Горе тому, кто не жаждет
с ветки попробовать плод,
как и тому, кто однажды
горечь его познает.
И первой любви, что птицею
скрылась за далью морей,
и безупречному рыцарю
сердца любимой моей.
* * *
«Однажды мне сказал…»
Перевод Н. Горской
Однажды мне сказал
весенний вечер:
когда с цветущею землей
ты жаждешь встречи,
убей слова,
прислушайся к душе извечной.
Рассвета полотно
тебе окутывало плечи
в годину скорби
и на празднике беспечном.
И радость и печаль
люби сердечно,
когда с цветущею землей
ты жаждешь встречи.
И я сказал в ответ:
ты разгадал, весенний вечер,
ту тайну, что во мне
звучит молитвенным наречьем:
я радости бегу,
чтоб от печали быть далече.
Земле цветущей
я тогда назначу встречу,
когда умрет во мне
мой дух извечный.
* * *
«Апрельское небо улыбкой встречало…»
Перевод Б. Дубина
Апрельское небо улыбкой встречало
погожего дня золотое начало.
Луна заходила, сквозя и бледнея,
белесое облачко мчало над нею
и призрачной тенью звезду омрачало.
Когда, улыбаясь, поля розовели,
окно отворил я рассвету апреля,
туману в лощине и зелени сада;
вода засмеялась, дохнула прохлада,
и в комнате жаворонки зазвенели.
Апрель улыбался, и вечером светлым
окно распахнул я в закатное пламя…
Повеяло ветром и розовым цветом,
и дали откликнулись колоколами…
Их ласковый звон замирал на излете,
и полнился вечер дыханьем соцветий.
…Розы весенние, где вы цветете?
Что слышится ветру в рыдающей меди?
Я ждал от вечернего неба ответа:
— Вернется ли счастье? — Улыбка заката
сверкнула прощально: — Дорогою этой
прошло твое счастье. — И замерло где-то:
— Прошло твое счастье. Прошло без возврата.{33}
* * *
«Замшелый, источенный временем остов…»
Перевод М. Самаева
Замшелый, источенный временем остов
убогой фелюги
лежит на песке…
Но парус поникший еще
мечтает о солнце и море.
А море кипит и поет —
оно точно сон многошумный
под небом апреля.
Поет и смеется
лазурными волнами в пене серебряной море,
смеется, кипит.
Молочное море,
лучистое море,
серебряной лирой разносит раскаты лазурного смеха,
смеется, поет!
И чудится, спит зачарованный ветер
на облачке зыбком блестящебелесого солнца.

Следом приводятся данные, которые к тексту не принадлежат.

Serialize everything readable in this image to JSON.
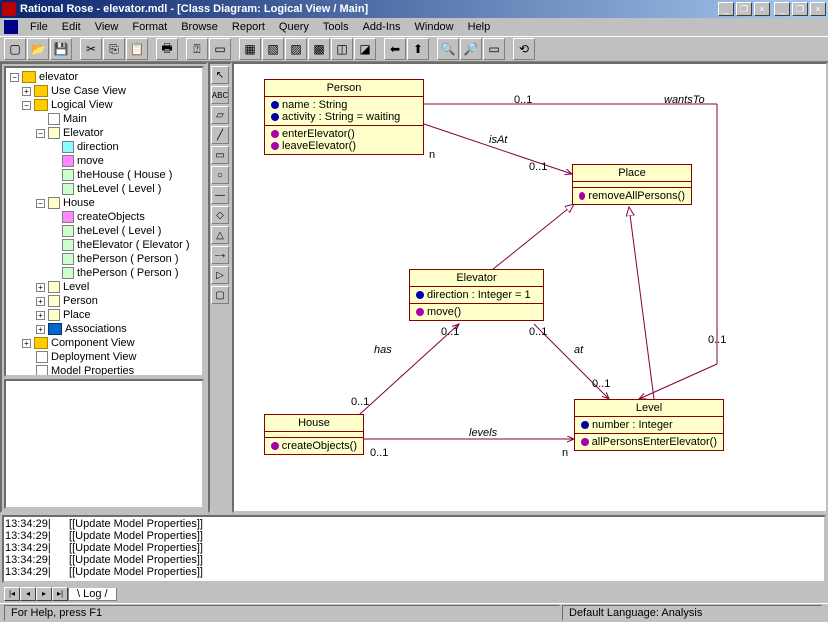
{
  "title": "Rational Rose - elevator.mdl - [Class Diagram: Logical View / Main]",
  "menu": [
    "File",
    "Edit",
    "View",
    "Format",
    "Browse",
    "Report",
    "Query",
    "Tools",
    "Add-Ins",
    "Window",
    "Help"
  ],
  "tree": {
    "root": "elevator",
    "ucv": "Use Case View",
    "lv": "Logical View",
    "main": "Main",
    "elev": "Elevator",
    "e_dir": "direction",
    "e_move": "move",
    "e_house": "theHouse ( House )",
    "e_level": "theLevel ( Level )",
    "house": "House",
    "h_co": "createObjects",
    "h_lvl": "theLevel ( Level )",
    "h_el": "theElevator ( Elevator )",
    "h_p1": "thePerson ( Person )",
    "h_p2": "thePerson ( Person )",
    "level": "Level",
    "person": "Person",
    "place": "Place",
    "assoc": "Associations",
    "cv": "Component View",
    "dv": "Deployment View",
    "mp": "Model Properties"
  },
  "uml": {
    "person": {
      "name": "Person",
      "a1": "name : String",
      "a2": "activity : String = waiting",
      "o1": "enterElevator()",
      "o2": "leaveElevator()"
    },
    "place": {
      "name": "Place",
      "o1": "removeAllPersons()"
    },
    "elev": {
      "name": "Elevator",
      "a1": "direction : Integer = 1",
      "o1": "move()"
    },
    "house": {
      "name": "House",
      "o1": "createObjects()"
    },
    "level": {
      "name": "Level",
      "a1": "number : Integer",
      "o1": "allPersonsEnterElevator()"
    }
  },
  "rel": {
    "isAt": "isAt",
    "wantsTo": "wantsTo",
    "has": "has",
    "at": "at",
    "levels": "levels",
    "m01": "0..1",
    "mn": "n"
  },
  "log": {
    "t": "13:34:29|",
    "m": "[[Update Model Properties]]"
  },
  "logtab": "Log",
  "status": {
    "help": "For Help, press F1",
    "lang": "Default Language: Analysis"
  }
}
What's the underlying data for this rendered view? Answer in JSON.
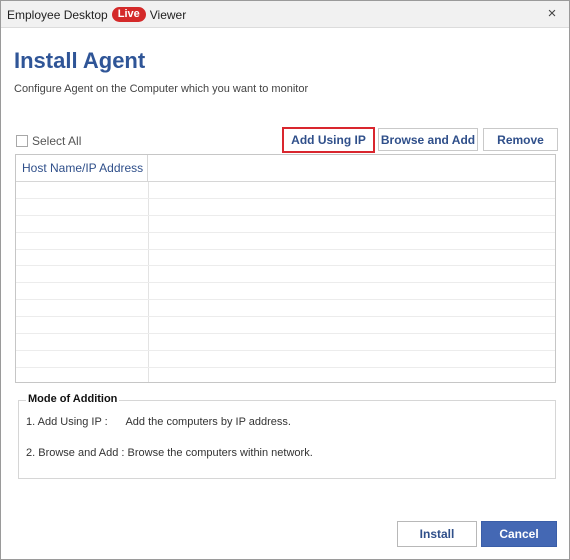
{
  "window": {
    "app_name": "Employee Desktop",
    "live_badge": "Live",
    "app_suffix": "Viewer",
    "close_symbol": "×"
  },
  "header": {
    "title": "Install Agent",
    "subtitle": "Configure Agent on the Computer which you want to monitor"
  },
  "toolbar": {
    "select_all_label": "Select All",
    "add_using_ip_label": "Add Using IP",
    "browse_and_add_label": "Browse and Add",
    "remove_label": "Remove"
  },
  "grid": {
    "columns": [
      "Host Name/IP Address",
      ""
    ],
    "rows": []
  },
  "mode_of_addition": {
    "title": "Mode of Addition",
    "line1": "1. Add Using IP :      Add the computers by IP address.",
    "line2": "2. Browse and Add : Browse the computers within network."
  },
  "footer": {
    "install_label": "Install",
    "cancel_label": "Cancel"
  },
  "colors": {
    "accent": "#2f5597",
    "live_badge": "#d42a2a",
    "highlight_border": "#d9262e",
    "primary_button": "#4468b4"
  },
  "icons": {
    "close": "close-icon",
    "checkbox": "checkbox-icon"
  }
}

Летит одинокая чайка и, плавно-лениво,
сонливо паря, удаляясь, теряется в солнечной дымке.
Нория{34}
Перевод О. Чухонцева
Вечер спускался
печальный и пыльный.
Вода распевала
гортанную песню,
толкаясь по желобу
нории тесной.
Дремал старый мул
и тянул свою муку
в такт медленной песне,
журчащей по кругу.
Вечер спускался
печальный и пыльный.
Не знаю, не знаю,
какой добрый гений
связал эту горечь
покорных кружений
с той трепетной песней,
журчащей несложно,
и мулу глава
повязал осторожно.
Но знаю, он верил
в добро состраданья
всем сердцем, исполненным
горечью знанья.
Заря в отдаленье
сверкнула зловещим блеском.
Средь намалеванных резко
чудовищных туч гротескных —
кровь преступленья на полотне
небесном.
· · · · · · · · · · · ·
И в древнем селенье
на площади древней
обозначился четко
черным кошмарным бредом
скелет эшафота
из бревен крепких.
Заря в отдаленье
сверкнула зловещим блеском.
Вы, обжор всеядных тучи,
мухи, племя удалое,
вас увижу я — и тут же
предо мной встает былое.
Ненасытные, как пчелы,
и настырные, как осы,
вьетесь над младенцем голым,
беззащитным, безволосым.
Мухи первой скуки — длинной,
словно вечера пустые
в той родительской гостиной,
где я грезить стал впервые.
В школе мрачной, нелюбимой,
мухи, быстрые пилоты,
за свободные полеты
вы гонимы,
за пронзительное действо —
звон оконных песнопений
в день ненастный, день осенний,
бесконечный… Мухи детства,
мухи отрочества, мухи
юности моей прекрасной
и неведенья второго,
отрицающего властно
все земное… Мухи буден,
вы привычны — и не будет
вас достойных славословий!..
Отдыхали вы в полетах
у ребячьих изголовий
и на книжных переплетах,
на любовных нежных письмах,
на застывших веках гордых
мертвых.
Это племя удалое,
что ни бабочкам, ни пчелам
не равно, что надо мною,
своевольное и злое,
пролетает роем черным, —
мне напомнило былое…
Быть может…
Перевод М. Квятковской
Я жил во мраке тягостного сна
и ко всему вокруг ослеп на годы;
и вдруг ко мне нагрянула весна
во всей могучей щедрости природы.
Из почек зрелых
побеги брызнули стремительным напором,
и россыпи цветов — лиловых, красных, белых —
покрыли землю радостным узором.
И солнце золотым потоком стрел
лилось на прорастающие нивы,
и тополя колонны стройных тел
купали в гулком зеркале разлива.
Я столько странствовал, но лишь сейчас
приход весны увидел в первый раз
и крикнул ей с восторженной тревогой:
— Ты опоздала, счастья не верну! —
но думал, следуя своей дорогой
и к новому прислушиваясь сну:
— Еще я догоню мою весну!
Вдали от сада твоего, за лесом дальним,
который блещет медью и холодной сталью,
горит пурпурно-золотой вечерний ладан.
В твоем саду цветенье далий.
Твой бедный сад!.. Он жалок и ничтожен —
как будто бы цирюльником ухожен,
на карликов похожи низенькие пальмы,
и стриженые мирты по линейке встали…
И в их туннеле — апельсин… Звенит хрустально
фонтан на каменистом ложе
и сыплет, сыплет смех над белой галькой…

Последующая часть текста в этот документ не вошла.